Back To The Future Of Marketing

Back To The Future Of Marketing

Great scott! The ceo of ADMA, Jodie Sangster discusses how marketing has evolved since Back to the Future II release in 1989 (and bemoans the lack of flying cars).

Many column inches this week have been devoted to Back to the Future II related musings. For those of you who haven’t seen them, today marks the precise day that Doc and Marty smashed into future in that movie — well technically at 4.29 pm Californian time which is Australian tomorrow for the data focused amongst us.
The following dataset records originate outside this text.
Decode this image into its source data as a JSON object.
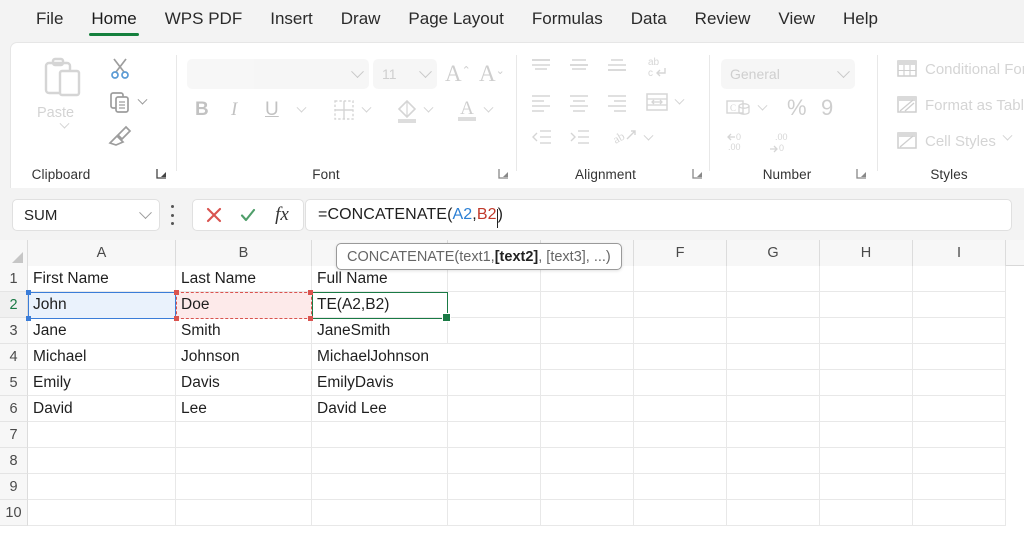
{
  "tabs": [
    {
      "label": "File",
      "active": false
    },
    {
      "label": "Home",
      "active": true
    },
    {
      "label": "WPS PDF",
      "active": false
    },
    {
      "label": "Insert",
      "active": false
    },
    {
      "label": "Draw",
      "active": false
    },
    {
      "label": "Page Layout",
      "active": false
    },
    {
      "label": "Formulas",
      "active": false
    },
    {
      "label": "Data",
      "active": false
    },
    {
      "label": "Review",
      "active": false
    },
    {
      "label": "View",
      "active": false
    },
    {
      "label": "Help",
      "active": false
    }
  ],
  "ribbon": {
    "groups": {
      "clipboard": {
        "label": "Clipboard",
        "paste_label": "Paste"
      },
      "font": {
        "label": "Font",
        "font_name": "",
        "font_size": "11",
        "bold": "B",
        "italic": "I",
        "underline": "U"
      },
      "alignment": {
        "label": "Alignment"
      },
      "number": {
        "label": "Number",
        "format": "General",
        "percent": "%",
        "comma": "9"
      },
      "styles": {
        "label": "Styles",
        "items": [
          {
            "label": "Conditional For"
          },
          {
            "label": "Format as Table"
          },
          {
            "label": "Cell Styles"
          }
        ]
      }
    }
  },
  "formula_bar": {
    "name_box": "SUM",
    "cancel_icon": "x-icon",
    "confirm_icon": "check-icon",
    "function_icon": "fx-icon",
    "formula_prefix": "=CONCATENATE(",
    "formula_arg1": "A2",
    "formula_comma": ",",
    "formula_arg2": "B2",
    "formula_suffix": ")"
  },
  "tooltip": {
    "prefix": "CONCATENATE(text1, ",
    "bold": "[text2]",
    "suffix": ", [text3], ...)"
  },
  "grid": {
    "columns": [
      "A",
      "B",
      "C",
      "D",
      "E",
      "F",
      "G",
      "H",
      "I"
    ],
    "rows": [
      "1",
      "2",
      "3",
      "4",
      "5",
      "6",
      "7",
      "8",
      "9",
      "10"
    ],
    "active_row": "2",
    "cells": {
      "A1": "First Name",
      "B1": "Last Name",
      "C1": "Full Name",
      "A2": "John",
      "B2": "Doe",
      "C2": "TE(A2,B2)",
      "A3": "Jane",
      "B3": "Smith",
      "C3": "JaneSmith",
      "A4": "Michael",
      "B4": "Johnson",
      "C4": "MichaelJohnson",
      "A5": "Emily",
      "B5": "Davis",
      "C5": "EmilyDavis",
      "A6": "David",
      "B6": "Lee",
      "C6": "David Lee"
    }
  },
  "colors": {
    "accent_green": "#15803d",
    "active_cell": "#1a7a45",
    "ref1_blue": "#2b7fd4",
    "ref2_red": "#c0392b",
    "cancel_red": "#d9534f",
    "confirm_green": "#4f9e6a"
  }
}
Whilst I’d like to use this time to bemoan the lack of flying cars and the prescience the movie showed in terms of predicting smart homes, wearables, sophisticated gaming and multi-channel TV, it is today’s marketing efforts surrounding the date and how this compares to marketing at the time the movie was issued that are worth noting.

Toyota, for example, is tapping into the zeitgeist to launch its new ‘futuristic’ car, the hydrogen fuel cell Mirai. It will hit the market today and last week the brand released a short video featuring Michael J. Fox and Christopher Lloyd having a conversation about what has and hasn’t come to fruition from the movie’s imagining of 2015 with the full film being released today. As is typical for 2015 it has been posted on YouTube, promoted via Facebook and Twitter and has a microsite and teaser videos, including fake Toyota dealer ads and a 1800 number that gives consumers further information.

https://youtu.be/K1mbmH2B3-E

It is striking in the number of available and cross-channel consumer touch points the campaign will to reach today versus the number that existed when the movies was released in 1989. Digital, social, video and mobile were, in some cases, decades away (CEO of Snapchat Evan Spiegel was yet to be born) and the idea brands would have access to terabytes of data, most of which has been generated in the last few years alone, would be as fanciful as Marty’s hover-board.

But always-on cross-channel opportunities are today’s marketing reality. The ubiquity of ‘big data’ is such that we rarely hear the phrase anymore; is just ‘data’ now. That marketing should be increasingly data-driven is consequently a given for most brands, but the process of digital transformation and the development of the required skill set and talent  in marketing teams is often easier said than done.

I can write this authoritatively as we are well into ADMA’s own digital transformation process. Clearly given our remit we have to walk our talk, but even being in the enviable position of having some of the industry’s best known experts on hand to advise, our small size and limited budget have offered plenty of challenges.

Key to success is ensuring a whole of business approach that has a solid strategy in place before the process even begins. Platforms and structures need to address current need but should also have one eye on the future (which in the near term is likely to include Internet of Things related technology, advanced beacon technology and robotic interactions).Emerging platforms and technologies are hitting the market all the time. At the risk of be labouring the movie analogy, when the film was released who would have guessed that wearable technologies would be a reality but self-adjusting clothes would not?

The next is in investment in the people that you have – and those you will recruit – in the data-driven skills that the marketers of today require. The reality is that senior marketers were likely in university or in their first jobs in 1989 when the movie came out.  At that point in time, one of the most innovative pieces of marketing was the job that Pepsi did in its product placement deal with the studio that enabled Pepsi Perfect to be become part of the  script (incidentally there was a terrific piece in last week’s US AdWeek on this which also talks about how Pepsi is releasing 6,500 limited edition bottles of Pepsi Perfect to coincide with today’s date).

So the task of overseeing emerging practices and ensuring that the right people are in place is a considerable one that has involved a steep learning curve, not least as technology is often outpacing the education and training available. We are seeing a huge upswing in our industry meet-ups as marketers from competing organisations are collaborating to share learnings. There is no cut and paste rule book to fall back on so the collective pooling of knowledge with competitors is often a better option than failing to move forward at all.

Education – and looking at what the industry requires in our post digital transformation world and how training can keep abreast, if not ahead of technology – has taken up the majority of ADMA’s thinking in 2015. Whilst we won’t be able to predict when marketers can beam branding to the underside of hover boards, we can ensure that they are better equipped to successfully leverage the available channels to them in 2016 and beyond and work to share the learnings of still nascent skills and practices to advance marketing skills across all levels of the marketing function.

We look forward to sharing how marketers can get their skills back on track to meet the future of marketing very shortly.